First, a few assumptions that aren't necessarily true.
First, on the number of bits:
A FPS can often get away with using 24 bits fixed point for each of X and Y in position, and maybe as low as 20 bits for Z. This would, for example, give you +/- 8000 meters with millimeter precision for X/Y, and +/- 500 meters for elevation. For velocity, you can often get away with 16 bits for all quantities – this will give you +/- 32 meters per second with millimeter per second precision. (that's 100 kmph, which is fast enough for most FPS characters running.) You can cram this into 8 bytes if you really try, depending on size of level and precision needed.
For orientation, you often only need heading and pitch – most FPS don't actually require twist around the forward looking vector. You're always standing straight up, unless a special camera affecting animation is playing, and you don't sync the physical object to that orientation. For a non-character object, you need the three axes, but you don't need to send a full quaternion for this; you can make sure the largest value is positive, drop the largest of the four values, and send two bits for which axis was dropped, and then send the other three axes. I know of games that send a quaternion using 32 bits total; 2 bits for the eliminated axis, and 10 bits each for the other three axes. Note that when you drop the largest value, the next largest can be at most sqrt(0.5) in magnitude, so you don't even need to map the 10 bit range to the full -1 .. 1 range.
For spin, you will likely need all three axes. In most physics systems, spin is actually stored as the axis of rotation, with the length of the axis being the spin velocity (this ends up working out well when you multiply it out with the time delta and a quaternion to transform it.) So that's another three quantities, at whatever precision you prefer.
Depending on how precise and big you need this to be, you are looking at between 16 and 32 bytes for a full snapshot.
Second, on the size of a packet:
A single IP datagram is limited to 1280 bytes minus packet overhead, to make sure you don't get fragmentation on an IPv6 link or an Ethernet link. 1500 bytes is the size without fragmenting on Ethernet without jumbo frames, but half of all players don't even use Ethernet anymore, they use WiFi or gig ethernet with jumbo frames. And Ethernet fragmentation isn't actually a big deal. You can jam a UDP packet full with 64 kB of data, and send it to the other end of the earth, and with very high likelihood, the full packet will make it to the other end. RakNet does this, and goes one step further – it may send multiple, big, UDP datagrams, and pack self-correcting codes into the different packets, so that if one is lost, the full datagram can be reconstructed anyway.

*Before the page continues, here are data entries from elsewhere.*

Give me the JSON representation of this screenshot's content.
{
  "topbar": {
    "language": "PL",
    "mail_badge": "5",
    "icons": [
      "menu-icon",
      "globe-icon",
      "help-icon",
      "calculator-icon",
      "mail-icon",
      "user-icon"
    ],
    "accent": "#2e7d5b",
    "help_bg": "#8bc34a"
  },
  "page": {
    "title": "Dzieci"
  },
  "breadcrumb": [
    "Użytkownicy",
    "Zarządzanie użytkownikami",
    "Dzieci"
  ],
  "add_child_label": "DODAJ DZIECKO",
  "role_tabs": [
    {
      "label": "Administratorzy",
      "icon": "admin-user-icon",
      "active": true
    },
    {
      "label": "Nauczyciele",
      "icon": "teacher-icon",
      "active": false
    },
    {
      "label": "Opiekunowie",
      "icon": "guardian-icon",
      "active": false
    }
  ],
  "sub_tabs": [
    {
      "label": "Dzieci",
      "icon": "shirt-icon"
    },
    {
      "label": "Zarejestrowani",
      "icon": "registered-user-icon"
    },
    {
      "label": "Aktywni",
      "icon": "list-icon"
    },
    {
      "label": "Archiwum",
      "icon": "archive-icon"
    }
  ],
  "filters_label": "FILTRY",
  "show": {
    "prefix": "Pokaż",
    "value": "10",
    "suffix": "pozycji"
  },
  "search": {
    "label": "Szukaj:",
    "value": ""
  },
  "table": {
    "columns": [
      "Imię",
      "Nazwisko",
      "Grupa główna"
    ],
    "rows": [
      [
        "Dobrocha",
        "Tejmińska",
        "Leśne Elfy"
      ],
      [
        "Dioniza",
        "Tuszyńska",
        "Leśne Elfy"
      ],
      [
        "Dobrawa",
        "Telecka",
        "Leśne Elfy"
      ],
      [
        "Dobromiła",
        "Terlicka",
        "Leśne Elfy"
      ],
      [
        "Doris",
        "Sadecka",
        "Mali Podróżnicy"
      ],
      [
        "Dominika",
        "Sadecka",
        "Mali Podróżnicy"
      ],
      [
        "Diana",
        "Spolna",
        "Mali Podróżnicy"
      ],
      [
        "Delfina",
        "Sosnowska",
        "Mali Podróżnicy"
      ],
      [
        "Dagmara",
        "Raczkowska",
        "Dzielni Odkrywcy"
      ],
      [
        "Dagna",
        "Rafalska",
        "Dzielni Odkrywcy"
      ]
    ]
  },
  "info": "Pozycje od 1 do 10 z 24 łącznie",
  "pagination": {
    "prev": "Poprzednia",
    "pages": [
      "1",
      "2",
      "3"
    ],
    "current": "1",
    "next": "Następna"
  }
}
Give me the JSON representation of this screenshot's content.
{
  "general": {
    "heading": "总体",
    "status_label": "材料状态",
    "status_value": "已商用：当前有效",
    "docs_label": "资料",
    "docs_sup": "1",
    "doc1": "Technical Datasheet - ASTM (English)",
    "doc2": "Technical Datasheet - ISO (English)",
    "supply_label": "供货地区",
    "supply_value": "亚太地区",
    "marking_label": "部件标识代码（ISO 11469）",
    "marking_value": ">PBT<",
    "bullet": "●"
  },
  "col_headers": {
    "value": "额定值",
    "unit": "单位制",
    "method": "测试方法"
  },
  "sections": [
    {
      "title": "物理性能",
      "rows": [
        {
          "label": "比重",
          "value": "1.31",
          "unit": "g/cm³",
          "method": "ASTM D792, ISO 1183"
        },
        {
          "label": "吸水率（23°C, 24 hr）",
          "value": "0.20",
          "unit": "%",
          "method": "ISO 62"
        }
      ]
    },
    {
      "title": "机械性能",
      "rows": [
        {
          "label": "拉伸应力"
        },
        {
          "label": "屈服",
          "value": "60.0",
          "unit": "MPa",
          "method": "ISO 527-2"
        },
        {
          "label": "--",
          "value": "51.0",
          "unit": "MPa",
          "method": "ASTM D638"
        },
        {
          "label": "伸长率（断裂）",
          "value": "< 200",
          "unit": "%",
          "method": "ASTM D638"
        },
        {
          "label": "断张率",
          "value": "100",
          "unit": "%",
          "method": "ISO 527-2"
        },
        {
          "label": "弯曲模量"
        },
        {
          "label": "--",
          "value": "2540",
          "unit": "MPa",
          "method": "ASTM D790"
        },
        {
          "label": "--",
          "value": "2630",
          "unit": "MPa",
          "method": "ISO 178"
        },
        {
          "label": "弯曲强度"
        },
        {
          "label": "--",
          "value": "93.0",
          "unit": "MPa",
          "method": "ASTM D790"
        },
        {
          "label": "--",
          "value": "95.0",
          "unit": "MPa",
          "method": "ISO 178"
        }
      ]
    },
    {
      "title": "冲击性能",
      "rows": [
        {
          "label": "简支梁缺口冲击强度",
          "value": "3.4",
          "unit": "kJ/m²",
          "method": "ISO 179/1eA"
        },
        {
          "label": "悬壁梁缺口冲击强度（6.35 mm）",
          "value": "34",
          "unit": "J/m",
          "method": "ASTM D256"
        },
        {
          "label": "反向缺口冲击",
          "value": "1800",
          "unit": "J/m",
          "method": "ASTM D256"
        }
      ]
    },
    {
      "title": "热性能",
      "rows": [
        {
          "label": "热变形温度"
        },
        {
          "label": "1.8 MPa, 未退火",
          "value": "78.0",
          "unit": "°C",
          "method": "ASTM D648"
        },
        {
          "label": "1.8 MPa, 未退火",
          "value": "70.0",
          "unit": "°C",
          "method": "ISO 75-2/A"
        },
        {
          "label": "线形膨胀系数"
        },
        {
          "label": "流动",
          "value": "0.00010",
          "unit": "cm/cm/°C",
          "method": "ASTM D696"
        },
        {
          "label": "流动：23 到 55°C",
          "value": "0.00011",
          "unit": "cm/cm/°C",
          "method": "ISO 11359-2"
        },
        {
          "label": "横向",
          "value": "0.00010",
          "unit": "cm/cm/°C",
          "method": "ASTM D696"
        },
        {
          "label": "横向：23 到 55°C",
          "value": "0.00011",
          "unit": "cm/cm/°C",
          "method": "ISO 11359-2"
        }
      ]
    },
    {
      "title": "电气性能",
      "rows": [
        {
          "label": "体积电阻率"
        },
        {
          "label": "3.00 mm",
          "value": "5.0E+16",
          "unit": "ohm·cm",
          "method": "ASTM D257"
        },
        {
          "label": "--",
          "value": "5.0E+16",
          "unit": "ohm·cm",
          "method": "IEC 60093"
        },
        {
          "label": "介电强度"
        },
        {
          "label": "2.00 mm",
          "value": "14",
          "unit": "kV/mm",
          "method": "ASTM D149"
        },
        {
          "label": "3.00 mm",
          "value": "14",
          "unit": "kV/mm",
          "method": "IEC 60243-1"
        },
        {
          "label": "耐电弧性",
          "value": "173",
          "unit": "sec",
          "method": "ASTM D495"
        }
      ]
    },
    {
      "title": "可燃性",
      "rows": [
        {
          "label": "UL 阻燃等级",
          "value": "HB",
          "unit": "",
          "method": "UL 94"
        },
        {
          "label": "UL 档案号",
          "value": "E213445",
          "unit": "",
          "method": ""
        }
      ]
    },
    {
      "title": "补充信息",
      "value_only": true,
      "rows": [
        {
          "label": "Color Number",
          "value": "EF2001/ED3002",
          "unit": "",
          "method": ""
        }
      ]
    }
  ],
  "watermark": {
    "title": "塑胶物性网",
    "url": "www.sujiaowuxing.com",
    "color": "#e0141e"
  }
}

Sure, sending a megabyte per second for an 8-player FPS will not be viewed kindly by your players, but 30 bytes per player, 50 times a second, for 20 players won't break the bank for most players on the current internet. If you're a very small studio, it's probably not the most important quantity to optimize further. (30*20 is just 600 bytes, btw, sending that 50 times per second is 30 kB/second.)